建立一个$SQUAD_DIR文件夹，把下载好的文件放到文件夹下。

编码

在bert文件夹下的run_squad.py中comment掉以下几行

if (len(qa["answers"]) != 1) and (not is_impossible):
	raise ValueError(
		"For training, each question should have exactly 1 answer.")

编写运行脚本

在GPU服务器上，你可以这么运行BERT_BASE:
新建一个运行脚本文件名为“run.sh”，将文件内容编辑为：

export SQUAD_DIR=自己建的$SQUAD_DIR路径
export BERT_BASE_DIR=预训练模型所在路径

python run_squad.py \
  --vocab_file=$BERT_BASE_DIR/vocab.txt \
  --bert_config_file=$BERT_BASE_DIR/bert_config.json \
  --init_checkpoint=$BERT_BASE_DIR/bert_model.ckpt \
  --do_train=True \
  --train_file=$SQUAD_DIR/train-v2.0.json \
  --do_predict=True \
  --predict_file=$SQUAD_DIR/dev-v2.0.json \
  --train_batch_size=12 \
  --learning_rate=3e-5 \
  --num_train_epochs=2.0 \
  --max_seq_length=328 \
  --doc_stride=128 \
  --output_dir=/tmp/squad_base \
  --version_2_with_negative=True \
  --null_score_diff_threshold=$THRESH

$THRESH取-1到-5之间的值
Google 设定的max_seq_length参数的default值是328，因为我的训练文本比较长，这里我修改成了512。

运行脚本

chmod +x run.sh
./run.sh

chmod +x 的意思就是给文件执行权限
运行的时间可能会有点久，视配置而定。运行结束后，会看到以下结果。
生成的结果储存在 /tmp/squad_base/路径下：

调参/预测

流程：

在bert文件夹里新建一个/squad/文件夹，把/tmp/squad_base/路径下的predictions.json和null_odds.json放到/squad/里。

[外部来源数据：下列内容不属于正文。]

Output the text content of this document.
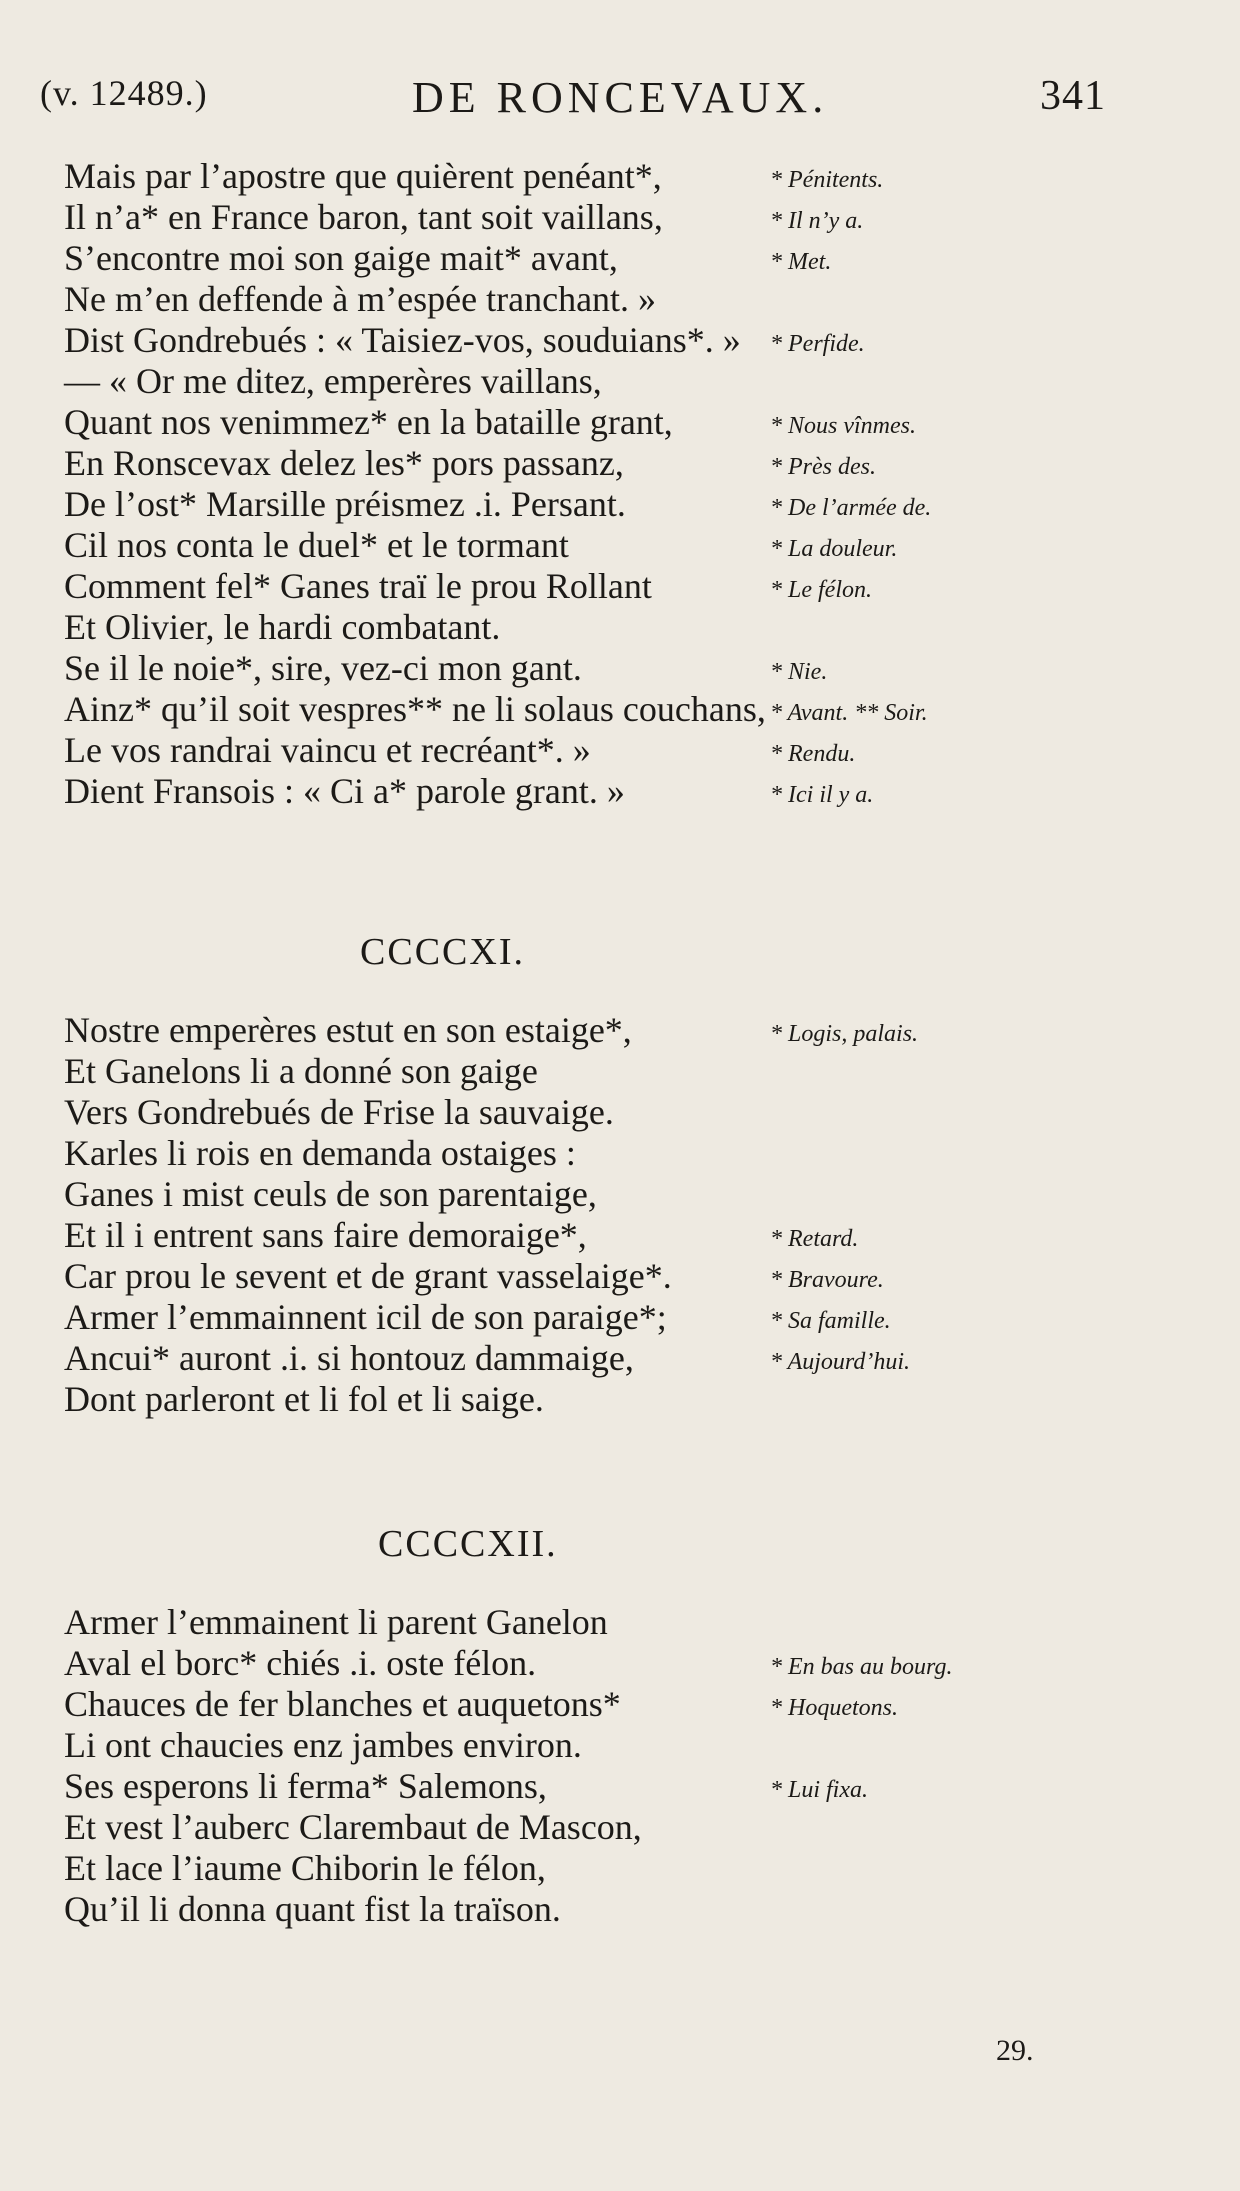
(v. 12489.)	DE RONCEVAUX.	341
Mais par l’apostre que quièrent penéant*,
Il n’a* en France baron, tant soit vaillans,
S’encontre moi son gaige mait* avant,
Ne m’en deffende à m’espée tranchant. »
Dist Gondrebués : « Taisiez-vos, souduians*. »
— « Or me ditez, emperères vaillans,
Quant nos venimmez* en la bataille grant,
En Ronscevax delez les* pors passanz,
De l’ost* Marsille préismez .i. Persant.
Cil nos conta le duel* et le tormant
Comment fel* Ganes traï le prou Rollant
Et Olivier, le hardi combatant.
Se il le noie*, sire, vez-ci mon gant.
Ainz* qu’il soit vespres** ne li solaus couchans,
Le vos randrai vaincu et recréant*. »
Dient Fransois : « Ci a* parole grant. »
* Pénitents.
* Il n’y a.
* Met.
* Perfide.
* Nous vînmes.
* Près des.
* De l’armée de.
* La douleur.
* Le félon.
* Nie.
* Avant. ** Soir.
* Rendu.
* Ici il y a.
CCCCXI.
Nostre emperères estut en son estaige*,
Et Ganelons li a donné son gaige
Vers Gondrebués de Frise la sauvaige.
Karles li rois en demanda ostaiges :
Ganes i mist ceuls de son parentaige,
Et il i entrent sans faire demoraige*,
Car prou le sevent et de grant vasselaige*.
Armer l’emmainnent icil de son paraige*;
Ancui* auront .i. si hontouz dammaige,
Dont parleront et li fol et li saige.
* Logis, palais.
* Retard.
* Bravoure.
* Sa famille.
* Aujourd’hui.
CCCCXII.
Armer l’emmainent li parent Ganelon
Aval el borc* chiés .i. oste félon.
Chauces de fer blanches et auquetons*
Li ont chaucies enz jambes environ.
Ses esperons li ferma* Salemons,
Et vest l’auberc Clarembaut de Mascon,
Et lace l’iaume Chiborin le félon,
Qu’il li donna quant fist la traïson.
* En bas au bourg.
* Hoquetons.
* Lui fixa.
29.
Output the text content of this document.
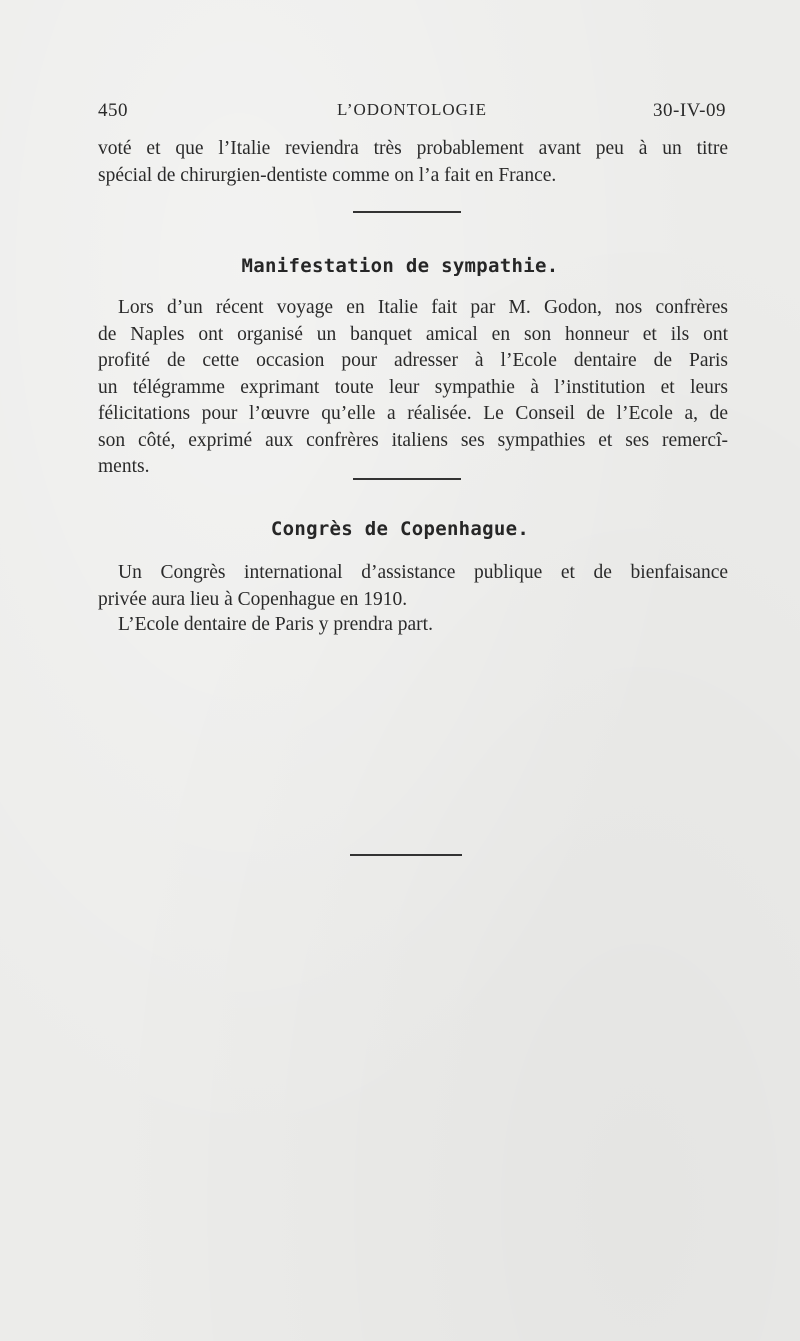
450	L’ODONTOLOGIE	30-IV-09
voté et que l’Italie reviendra très probablement avant peu à un titre
spécial de chirurgien-dentiste comme on l’a fait en France.
Manifestation de sympathie.
Lors d’un récent voyage en Italie fait par M. Godon, nos confrères
de Naples ont organisé un banquet amical en son honneur et ils ont
profité de cette occasion pour adresser à l’Ecole dentaire de Paris
un télégramme exprimant toute leur sympathie à l’institution et leurs
félicitations pour l’œuvre qu’elle a réalisée. Le Conseil de l’Ecole a, de
son côté, exprimé aux confrères italiens ses sympathies et ses remercî-
ments.
Congrès de Copenhague.
Un Congrès international d’assistance publique et de bienfaisance
privée aura lieu à Copenhague en 1910.
L’Ecole dentaire de Paris y prendra part.
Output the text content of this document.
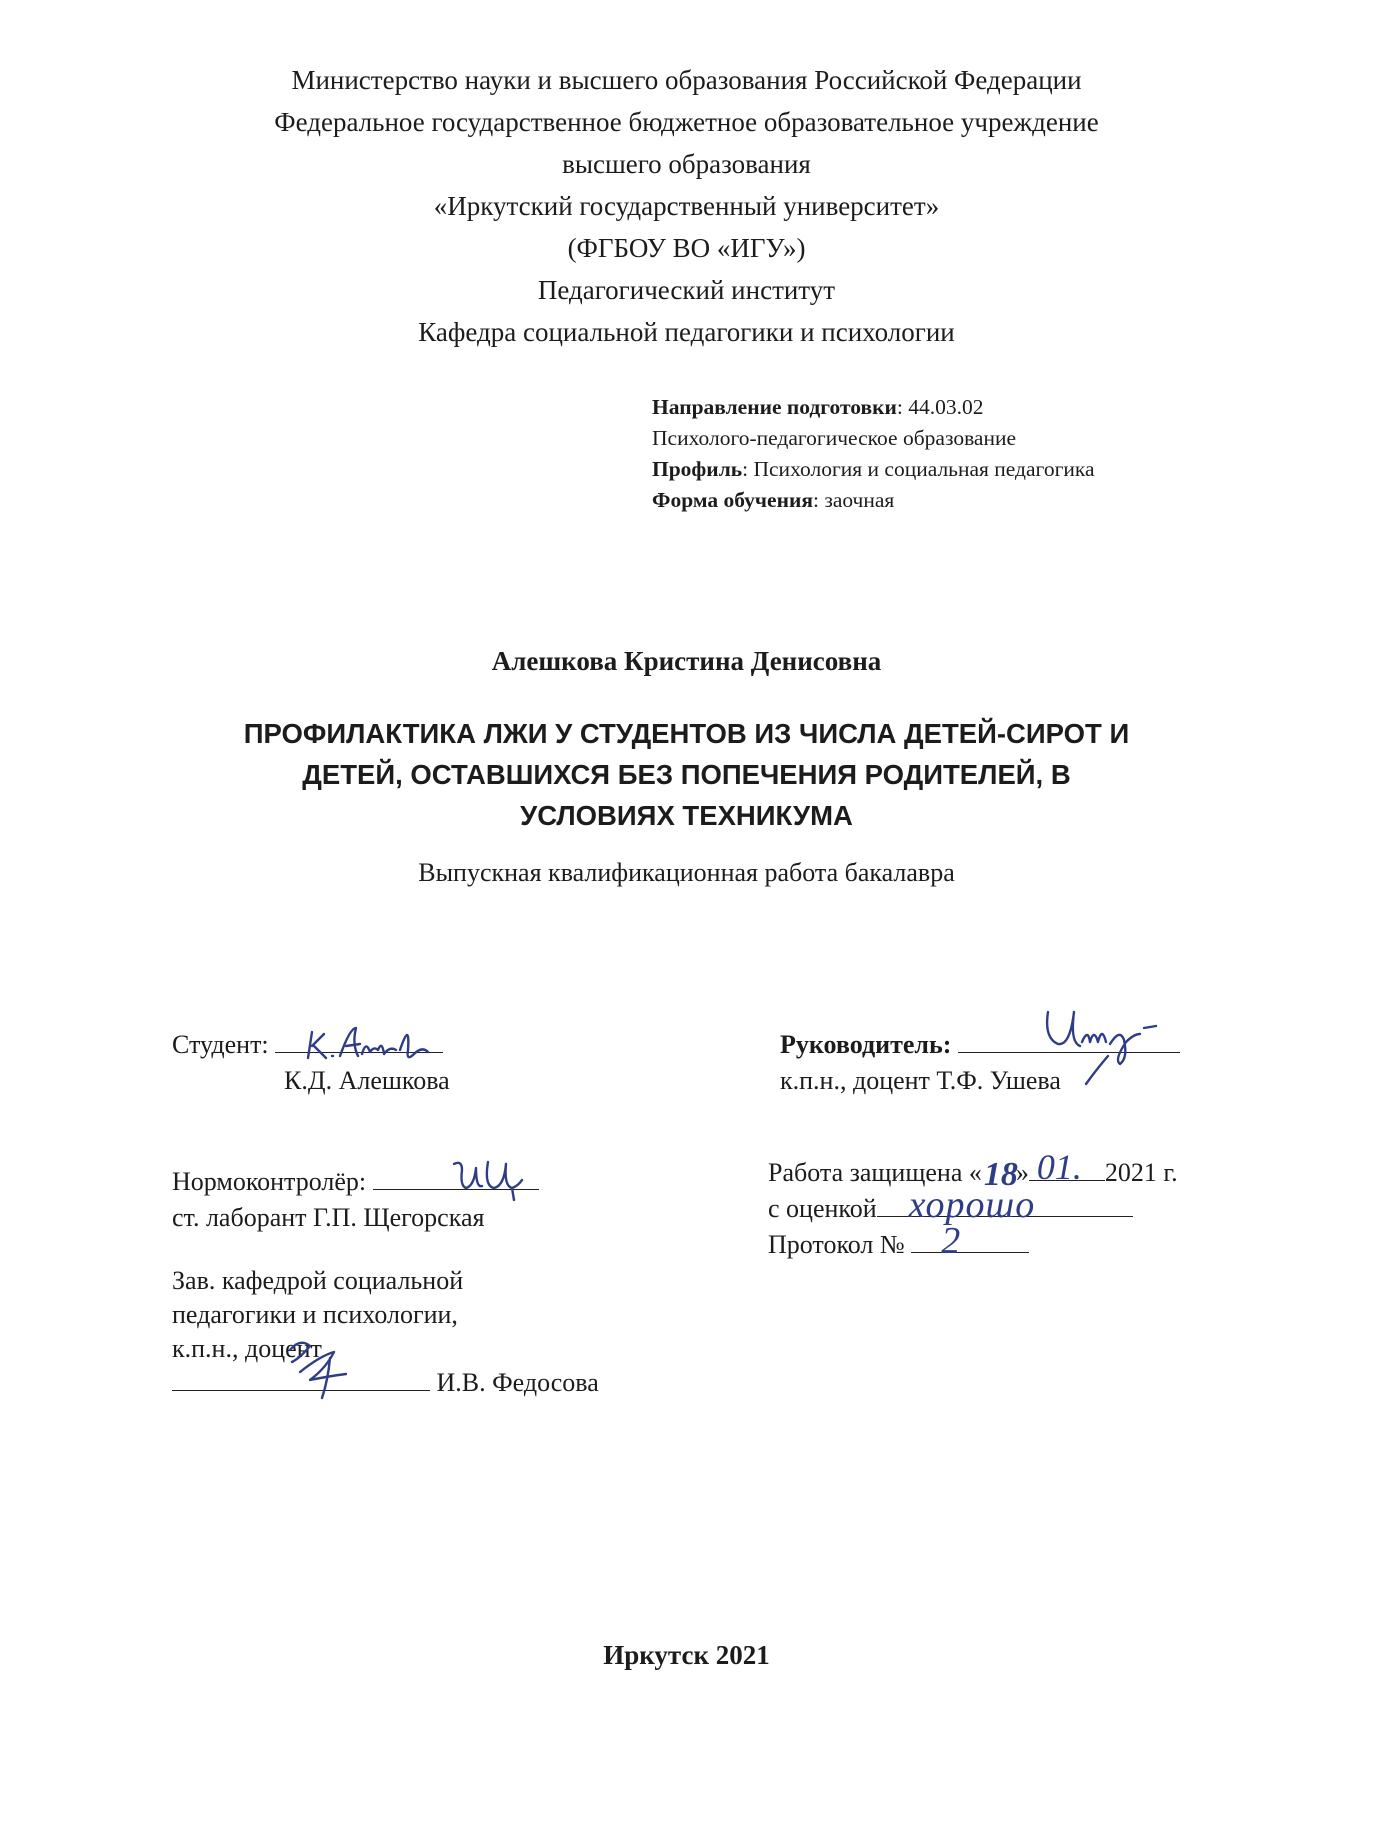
Министерство науки и высшего образования Российской Федерации
Федеральное государственное бюджетное образовательное учреждение
высшего образования
«Иркутский государственный университет»
(ФГБОУ ВО «ИГУ»)
Педагогический институт
Кафедра социальной педагогики и психологии
Направление подготовки: 44.03.02
Психолого-педагогическое образование
Профиль: Психология и социальная педагогика
Форма обучения: заочная
Алешкова Кристина Денисовна
ПРОФИЛАКТИКА ЛЖИ У СТУДЕНТОВ ИЗ ЧИСЛА ДЕТЕЙ-СИРОТ И
ДЕТЕЙ, ОСТАВШИХСЯ БЕЗ ПОПЕЧЕНИЯ РОДИТЕЛЕЙ, В
УСЛОВИЯХ ТЕХНИКУМА
Выпускная квалификационная работа бакалавра
Студент:
К.Д. Алешкова
Руководитель:
к.п.н., доцент Т.Ф. Ушева
Нормоконтролёр:
ст. лаборант Г.П. Щегорская
Работа защищена « 18
» 01. 2021 г.
с оценкой хорошо
Протокол № 2
Зав. кафедрой социальной
педагогики и психологии,
к.п.н., доцент
И.В. Федосова
Иркутск 2021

使用以下指令给 dev set做预测&给$THRESH调参

python $SQUAD_DIR/evaluate-v2.0.py $SQUAD_DIR/dev-v2.0.json ./squad/predictions.json --na-prob-file ./squad/null_odds.json

效果（THRESH=-1）：

踩过的坑

问题：运行run.sh报错：ValueError: For training, each question should have exactly 1 answer.

(tensorflow) [isi@localhost bert_squad]$ ./run.sh
Traceback (most recent call last):
  File "run_squad.py", line 1282, in <module>
    tf.app.run()
  File "/u01/isi/anaconda3/envs/tensorflow/lib/python3.6/site-packages/tensorflow/python/platform/app.py", line 125, in run
    _sys.exit(main(argv))
  File "run_squad.py", line 1158, in main
    input_file=FLAGS.train_file, is_training=True)
  File "run_squad.py", line 267, in read_squad_examples
    "For training, each question should have exactly 1 answer.")
ValueError: For training, each question should have exactly 1 answer.

解决方法：
打开run_squad.py，找到265-267行，comment掉以下代码。

	#          if (len(qa["answers"]) != 1) and (not is_impossible):
	#            raise ValueError(
	#                "For training, each question should have exactly 1 answer.")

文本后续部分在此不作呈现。